When I decided to become a VC in 2010 I had lots of reservations. After all most VC funds don’t succeed. The Canadian VC industry in particular has not historically delivered returns (though there are some great new funds backing great companies – so hopefully that’s changing). In any event, history reveals that my tenure as a VC was short-lived. Still, during my brief time there, I began working on an investment thesis that I still believe can result in superior VC returns.

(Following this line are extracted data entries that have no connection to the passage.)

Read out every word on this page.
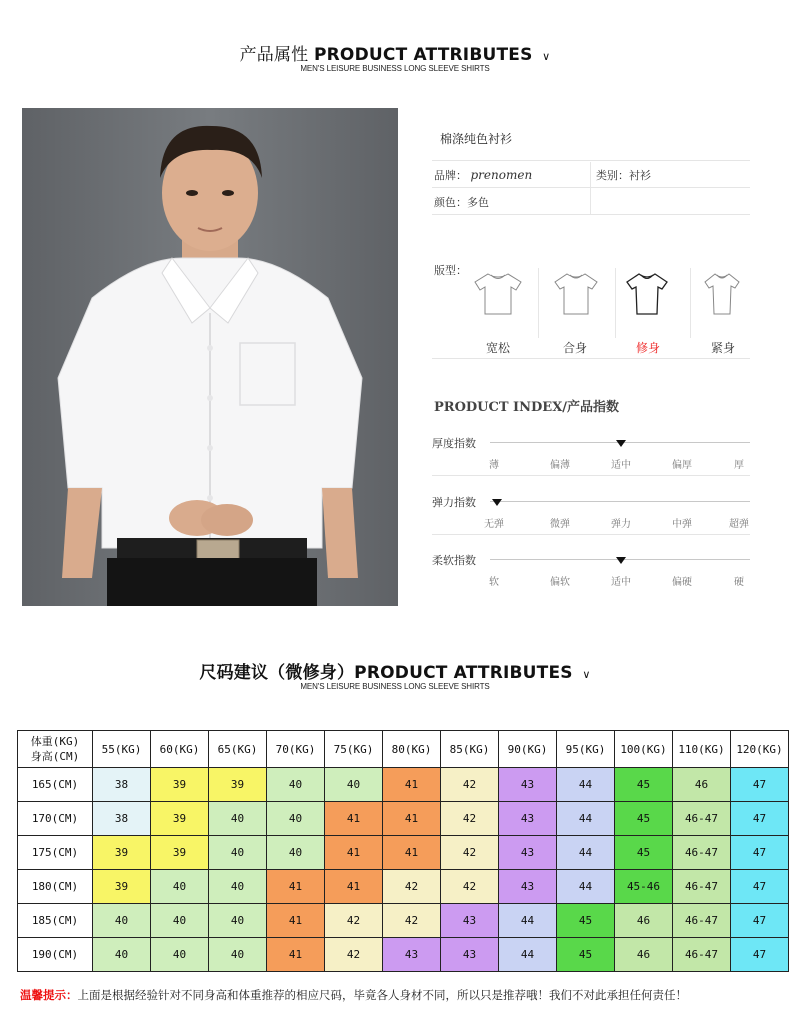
产品属性 PRODUCT ATTRIBUTES ∨
MEN'S LEISURE BUSINESS LONG SLEEVE SHIRTS
棉涤纯色衬衫
品牌： prenomen	类别：衬衫
颜色：多色
版型：
宽松	合身	修身	紧身
PRODUCT INDEX/产品指数
厚度指数
薄	偏薄	适中	偏厚	厚
弹力指数
无弹	微弹	弹力	中弹	超弹
柔软指数
软	偏软	适中	偏硬	硬
尺码建议（微修身）PRODUCT ATTRIBUTES ∨
MEN'S LEISURE BUSINESS LONG SLEEVE SHIRTS
体重(KG)
身高(CM)	55(KG)	60(KG)	65(KG)	70(KG)	75(KG)	80(KG)	85(KG)	90(KG)	95(KG)	100(KG)	110(KG)	120(KG)
165(CM)	38	39	39	40	40	41	42	43	44	45	46	47
170(CM)	38	39	40	40	41	41	42	43	44	45	46-47	47
175(CM)	39	39	40	40	41	41	42	43	44	45	46-47	47
180(CM)	39	40	40	41	41	42	42	43	44	45-46	46-47	47
185(CM)	40	40	40	41	42	42	43	44	45	46	46-47	47
190(CM)	40	40	40	41	42	43	43	44	45	46	46-47	47
温馨提示：上面是根据经验针对不同身高和体重推荐的相应尺码，毕竟各人身材不同，所以只是推荐哦！我们不对此承担任何责任！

Some VCs, such as Foundry Group are theme-driven. Union Square also focuses more or less on a singular theme – large networks of engaged users. Other VCs look at markets more broadly and try and predict where they’re headed. Others still look at underlying technologies and invest in those waiting for a market use case to emerge.
There is no one path to success as an investor. As in all great outcomes, luck & timing play a huge role. It’s not just about having a great strategy or knowing the right people.
From my vantage point as a seed stage investor, I had one core belief – all we were backing were teams. Everything else was subject to change. The product changes. Market focus. Positioning. You name it. Everything except the founders.
Now, I know what you’re saying – founders get replaced all the time! That’s why VCs are so evil, right? But here’s what I see: if you look at all the big breakout successes. The companies valued in the billions or on there way to that, they all have one thing in common: they have been founder-led from the start.
So, my investment thesis was pretty simple: back founders with the talent, vision and ambition to become World-class CEOs. And then support them, coach them, give them whatever they needed to help them succeed. Act as a service provider to them. Not a boss. Great entrepreneurs don’t want bosses.
In support of that thesis, I began interviewing great founding CEOs. Over time I spoke with:
Mike McDerment, FreshBooks
Tobias Lutke, Shopify
Yona Schtern, Beyond The Rack
Ryan Holmes, Hootsuite
Razor Suleman, Achievers
Reid Hoffman, Linkedin
Jeff Lawson, Twilio
Ranjith Kumaran, Yousendit
Matt Blumberg, Return Path
Isaac Saldana, Sendgrid
I also spoke with several VCs with a great track record of backing exceptional CEOs. Brad Feld was particularly generous with his time.
Anyway, I learned a lot from these discussions. The intention had been to take all that learning and write a book. But, now that I’m operating again, that’s just crazy talk. So, over the next few posts I will be sharing some of those learnings with you.
If you get nothing else from the posts that follow hopefully you will get how important it is get seasoned founders like these guys as mentors. It’s the biggest thing you can do for yourself.